Watch what happens when our memory workload performs 1 byte scattered reads (100 Kbytes apart):
# ./amd64cpiu.sh Instructions CPI %CPU 653300388 8.53 98.36 648496314 8.53 98.37 644163952 8.54 97.75 648941939 8.53 98.35 648507176 8.53 98.37 ^C
Many of the reads will not be in the CPU caches, and so now most are requiring a memory bus lookup. Our CPI is around 8.53, some 25 times slower than register based CPU instructions. Our %CPU is still around the same, but this buys us fewer instructions in total.
As you can see, CPI is shedding light on memory bus activity. It's very interesting, and from such a simple metric.
Now for a real application: Here I watch as Sun's C compiler chews through a source tree:
# ./amd64cpiu.sh Instructions CPI %CPU 2624028943 1.26 58.52 2992167837 1.19 63.17 2327129316 1.26 52.08 2046997158 1.27 46.14 2414376864 1.23 52.80 3305351199 1.23 70.72 ^C
That's not so bad, any memory access instructions must be hitting caches fairly often (something that we can confirm by measuring other PICs).
Beware of output such as the following:
# ./amd64cpiu.sh Instructions CPI %CPU 22695257 1.82 0.73 22197894 1.75 0.69 49626271 2.16 1.90 102731779 2.21 4.04 104795796 1.49 2.78 ^C
The CPUs are fairly idle (less than 5% utilization), and so CPI is less likely to be useful to indicate performance issues.
Suggested Actions: CPI
While many PICs produce interesting measurements, it's much more useful if there is some action we can take based on the results.
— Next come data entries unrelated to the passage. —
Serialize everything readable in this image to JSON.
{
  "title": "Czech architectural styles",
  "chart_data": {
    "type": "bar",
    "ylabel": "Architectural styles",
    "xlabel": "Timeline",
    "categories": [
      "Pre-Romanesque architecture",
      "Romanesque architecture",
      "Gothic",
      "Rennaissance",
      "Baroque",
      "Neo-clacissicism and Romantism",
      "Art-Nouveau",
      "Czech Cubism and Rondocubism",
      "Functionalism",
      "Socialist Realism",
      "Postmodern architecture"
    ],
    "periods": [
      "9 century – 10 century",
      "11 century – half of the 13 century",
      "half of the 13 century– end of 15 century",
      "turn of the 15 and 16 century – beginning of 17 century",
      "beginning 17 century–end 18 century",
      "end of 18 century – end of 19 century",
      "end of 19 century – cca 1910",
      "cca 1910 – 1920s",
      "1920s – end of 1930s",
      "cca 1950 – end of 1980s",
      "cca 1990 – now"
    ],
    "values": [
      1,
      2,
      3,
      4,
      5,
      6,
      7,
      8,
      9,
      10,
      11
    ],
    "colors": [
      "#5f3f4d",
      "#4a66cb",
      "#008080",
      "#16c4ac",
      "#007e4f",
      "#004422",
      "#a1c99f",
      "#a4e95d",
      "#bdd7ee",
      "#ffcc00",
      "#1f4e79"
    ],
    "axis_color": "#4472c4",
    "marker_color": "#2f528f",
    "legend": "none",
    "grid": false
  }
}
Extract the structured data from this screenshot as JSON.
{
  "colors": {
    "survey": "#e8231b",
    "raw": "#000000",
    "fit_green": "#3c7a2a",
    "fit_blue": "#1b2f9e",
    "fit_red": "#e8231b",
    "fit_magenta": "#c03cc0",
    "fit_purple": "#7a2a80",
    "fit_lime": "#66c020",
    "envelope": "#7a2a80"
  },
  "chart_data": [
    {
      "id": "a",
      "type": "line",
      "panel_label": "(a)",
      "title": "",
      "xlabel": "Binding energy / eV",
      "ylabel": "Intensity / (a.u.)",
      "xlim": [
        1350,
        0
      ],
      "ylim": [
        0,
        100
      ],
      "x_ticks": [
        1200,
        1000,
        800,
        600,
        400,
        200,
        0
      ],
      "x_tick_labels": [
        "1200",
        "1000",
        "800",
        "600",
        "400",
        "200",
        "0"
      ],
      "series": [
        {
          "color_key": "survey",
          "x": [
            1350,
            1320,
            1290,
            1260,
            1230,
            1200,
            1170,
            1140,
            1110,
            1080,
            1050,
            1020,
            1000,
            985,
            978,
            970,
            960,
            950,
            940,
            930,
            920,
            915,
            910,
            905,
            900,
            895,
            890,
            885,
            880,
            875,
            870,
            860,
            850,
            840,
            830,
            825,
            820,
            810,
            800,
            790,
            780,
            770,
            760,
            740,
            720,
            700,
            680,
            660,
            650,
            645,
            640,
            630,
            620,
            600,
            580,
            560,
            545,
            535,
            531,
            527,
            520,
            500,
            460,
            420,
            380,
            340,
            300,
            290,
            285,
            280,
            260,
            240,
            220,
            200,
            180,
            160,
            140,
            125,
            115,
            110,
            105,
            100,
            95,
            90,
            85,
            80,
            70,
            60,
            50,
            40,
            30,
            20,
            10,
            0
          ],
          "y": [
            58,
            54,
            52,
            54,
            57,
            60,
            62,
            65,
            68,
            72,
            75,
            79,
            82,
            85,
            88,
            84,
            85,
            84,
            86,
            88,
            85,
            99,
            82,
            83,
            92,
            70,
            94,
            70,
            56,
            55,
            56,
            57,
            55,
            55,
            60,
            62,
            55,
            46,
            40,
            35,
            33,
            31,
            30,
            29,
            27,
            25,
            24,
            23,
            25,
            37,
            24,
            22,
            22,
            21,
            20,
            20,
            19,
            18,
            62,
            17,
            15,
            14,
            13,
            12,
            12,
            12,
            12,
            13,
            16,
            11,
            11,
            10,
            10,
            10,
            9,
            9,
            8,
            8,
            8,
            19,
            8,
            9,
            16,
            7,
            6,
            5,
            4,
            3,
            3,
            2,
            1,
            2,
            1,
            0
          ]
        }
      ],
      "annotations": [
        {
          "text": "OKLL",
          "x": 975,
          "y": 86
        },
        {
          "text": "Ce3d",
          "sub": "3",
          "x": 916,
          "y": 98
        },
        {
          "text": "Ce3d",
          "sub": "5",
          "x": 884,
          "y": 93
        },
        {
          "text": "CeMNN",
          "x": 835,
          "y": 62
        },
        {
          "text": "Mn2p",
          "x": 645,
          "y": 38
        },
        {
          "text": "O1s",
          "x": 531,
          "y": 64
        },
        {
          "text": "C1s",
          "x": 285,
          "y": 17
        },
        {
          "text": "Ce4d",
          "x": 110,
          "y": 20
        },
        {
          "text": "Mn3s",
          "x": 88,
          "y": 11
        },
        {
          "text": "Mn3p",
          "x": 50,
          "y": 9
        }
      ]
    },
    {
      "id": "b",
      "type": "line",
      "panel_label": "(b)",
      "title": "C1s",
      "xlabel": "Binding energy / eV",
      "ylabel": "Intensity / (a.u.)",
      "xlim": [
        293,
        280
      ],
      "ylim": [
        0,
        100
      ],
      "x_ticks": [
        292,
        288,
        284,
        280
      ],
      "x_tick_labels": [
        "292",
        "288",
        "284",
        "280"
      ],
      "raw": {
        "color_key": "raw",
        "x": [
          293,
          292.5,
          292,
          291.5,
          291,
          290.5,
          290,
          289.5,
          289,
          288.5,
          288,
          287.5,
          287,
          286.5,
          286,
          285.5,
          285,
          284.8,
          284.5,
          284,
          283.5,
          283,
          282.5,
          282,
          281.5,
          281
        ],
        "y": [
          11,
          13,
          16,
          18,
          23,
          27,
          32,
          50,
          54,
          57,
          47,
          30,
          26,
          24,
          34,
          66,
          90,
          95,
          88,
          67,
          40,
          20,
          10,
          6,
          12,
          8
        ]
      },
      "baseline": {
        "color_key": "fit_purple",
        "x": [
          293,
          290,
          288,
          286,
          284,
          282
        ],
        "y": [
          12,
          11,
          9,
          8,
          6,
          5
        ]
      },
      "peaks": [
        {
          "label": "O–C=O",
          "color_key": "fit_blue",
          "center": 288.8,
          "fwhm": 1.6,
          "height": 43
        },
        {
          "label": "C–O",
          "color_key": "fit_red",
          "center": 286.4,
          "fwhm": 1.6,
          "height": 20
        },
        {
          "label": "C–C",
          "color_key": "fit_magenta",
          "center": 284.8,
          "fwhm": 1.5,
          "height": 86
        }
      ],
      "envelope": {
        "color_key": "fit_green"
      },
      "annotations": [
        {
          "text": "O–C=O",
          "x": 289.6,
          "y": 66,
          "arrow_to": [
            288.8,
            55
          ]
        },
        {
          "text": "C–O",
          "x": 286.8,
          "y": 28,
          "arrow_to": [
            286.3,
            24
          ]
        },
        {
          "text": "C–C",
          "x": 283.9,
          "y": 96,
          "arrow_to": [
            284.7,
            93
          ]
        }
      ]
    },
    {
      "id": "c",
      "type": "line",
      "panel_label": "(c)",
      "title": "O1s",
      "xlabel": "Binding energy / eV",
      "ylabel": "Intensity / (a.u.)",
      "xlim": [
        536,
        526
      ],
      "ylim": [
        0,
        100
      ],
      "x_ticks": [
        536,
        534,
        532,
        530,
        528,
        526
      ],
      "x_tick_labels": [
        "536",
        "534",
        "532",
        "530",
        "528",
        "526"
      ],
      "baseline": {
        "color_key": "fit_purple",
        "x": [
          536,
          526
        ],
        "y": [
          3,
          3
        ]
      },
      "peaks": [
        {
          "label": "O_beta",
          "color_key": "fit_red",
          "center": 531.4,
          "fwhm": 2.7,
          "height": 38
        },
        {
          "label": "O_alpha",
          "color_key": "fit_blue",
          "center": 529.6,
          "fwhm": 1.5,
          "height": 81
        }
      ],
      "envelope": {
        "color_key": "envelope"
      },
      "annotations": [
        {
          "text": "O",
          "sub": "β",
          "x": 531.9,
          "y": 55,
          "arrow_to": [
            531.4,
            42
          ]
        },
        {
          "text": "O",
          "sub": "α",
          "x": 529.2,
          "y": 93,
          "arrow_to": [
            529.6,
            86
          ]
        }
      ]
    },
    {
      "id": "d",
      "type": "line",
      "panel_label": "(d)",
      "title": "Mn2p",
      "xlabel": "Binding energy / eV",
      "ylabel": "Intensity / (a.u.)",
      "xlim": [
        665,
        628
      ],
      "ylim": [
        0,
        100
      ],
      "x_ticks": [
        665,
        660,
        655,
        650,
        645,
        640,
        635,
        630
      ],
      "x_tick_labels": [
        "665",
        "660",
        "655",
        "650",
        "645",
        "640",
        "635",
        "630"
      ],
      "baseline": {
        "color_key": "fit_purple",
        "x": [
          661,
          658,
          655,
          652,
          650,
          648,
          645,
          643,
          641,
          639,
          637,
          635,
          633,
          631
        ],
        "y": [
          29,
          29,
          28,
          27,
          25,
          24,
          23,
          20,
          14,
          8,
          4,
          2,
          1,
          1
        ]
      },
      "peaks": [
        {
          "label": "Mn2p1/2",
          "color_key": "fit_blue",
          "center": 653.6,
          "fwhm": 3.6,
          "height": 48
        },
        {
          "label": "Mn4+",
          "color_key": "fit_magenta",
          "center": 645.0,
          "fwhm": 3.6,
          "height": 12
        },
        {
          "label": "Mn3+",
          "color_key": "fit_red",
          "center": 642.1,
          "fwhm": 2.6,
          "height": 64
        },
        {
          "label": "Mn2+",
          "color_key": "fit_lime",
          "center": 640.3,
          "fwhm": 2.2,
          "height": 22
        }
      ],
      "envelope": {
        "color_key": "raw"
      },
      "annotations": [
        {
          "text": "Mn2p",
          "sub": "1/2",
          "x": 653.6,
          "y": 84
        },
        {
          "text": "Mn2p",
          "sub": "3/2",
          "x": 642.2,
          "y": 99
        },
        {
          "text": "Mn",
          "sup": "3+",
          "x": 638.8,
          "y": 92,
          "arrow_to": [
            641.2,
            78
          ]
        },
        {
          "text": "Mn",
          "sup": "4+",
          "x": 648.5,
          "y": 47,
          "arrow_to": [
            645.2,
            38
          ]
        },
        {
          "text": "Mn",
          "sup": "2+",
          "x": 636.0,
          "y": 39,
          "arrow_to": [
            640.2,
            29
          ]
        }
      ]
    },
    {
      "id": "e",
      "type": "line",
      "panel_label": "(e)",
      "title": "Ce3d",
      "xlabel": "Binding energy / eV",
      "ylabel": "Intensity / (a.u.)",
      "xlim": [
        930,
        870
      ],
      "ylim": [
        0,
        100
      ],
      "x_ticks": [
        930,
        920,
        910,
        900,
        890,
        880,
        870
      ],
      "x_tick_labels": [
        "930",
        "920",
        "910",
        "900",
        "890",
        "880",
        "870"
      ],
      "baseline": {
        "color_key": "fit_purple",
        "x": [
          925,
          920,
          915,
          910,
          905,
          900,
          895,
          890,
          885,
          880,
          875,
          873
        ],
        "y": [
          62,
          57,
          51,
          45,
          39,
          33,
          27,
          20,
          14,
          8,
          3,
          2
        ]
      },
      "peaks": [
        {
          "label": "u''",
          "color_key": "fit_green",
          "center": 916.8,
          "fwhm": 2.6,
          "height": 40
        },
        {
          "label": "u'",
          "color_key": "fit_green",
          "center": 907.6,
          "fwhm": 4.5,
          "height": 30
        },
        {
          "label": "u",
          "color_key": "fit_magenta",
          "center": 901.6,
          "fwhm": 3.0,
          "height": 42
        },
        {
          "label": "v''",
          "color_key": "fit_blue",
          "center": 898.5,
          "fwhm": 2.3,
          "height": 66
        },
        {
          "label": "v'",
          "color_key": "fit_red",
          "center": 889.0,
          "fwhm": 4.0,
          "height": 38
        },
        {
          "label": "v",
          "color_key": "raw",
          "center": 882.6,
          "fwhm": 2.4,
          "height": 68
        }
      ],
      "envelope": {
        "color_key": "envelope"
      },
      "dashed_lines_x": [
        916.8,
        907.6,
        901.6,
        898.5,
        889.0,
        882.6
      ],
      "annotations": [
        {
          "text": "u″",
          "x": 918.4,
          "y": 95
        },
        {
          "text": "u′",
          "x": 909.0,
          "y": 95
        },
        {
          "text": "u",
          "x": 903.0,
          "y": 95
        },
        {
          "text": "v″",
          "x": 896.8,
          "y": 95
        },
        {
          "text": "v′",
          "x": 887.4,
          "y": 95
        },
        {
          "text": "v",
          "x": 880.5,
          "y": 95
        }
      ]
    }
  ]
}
The following is a list of suggestions based on CPI.
Firstly, to be even considering this list you need to have a known and measured performance issue. If one or more CPUs are 100% busy, then that may be a performance issue and it can be useful to check CPI; if your CPUs are idle, then it probably won't be useful to check. As for a measured performance issue, it can be especially helpful to quantify an issue: eg, average latency is 150 ms. Tools such as DTrace can take these measurements.
- Measure other PICs. CPI is a high level metric, and there are many other PICs that will explain why CPI is high or low, such as cache hits and misses, TLB hits and misses, and memory locality.
- If CPI is low:
- Examine the application for unnecessary CPU work (eg, using DTrace)
- Get faster CPUs
- Get more CPUs
- If CPI is high:
- Examine the application for unnecessary memory work
- Recompile your application with optimization, and with Sun's C compiler
- Consider using processor sets to improve memory locality
- Get CPUs with larger caches
- Test different CPU architectures (multi-core/multi-thread may improve performance as bus distance is shorter)
I hope this has been helpful. And there are many more useful metrics to observe on AMD64 CPUs: CPI is just the beginning.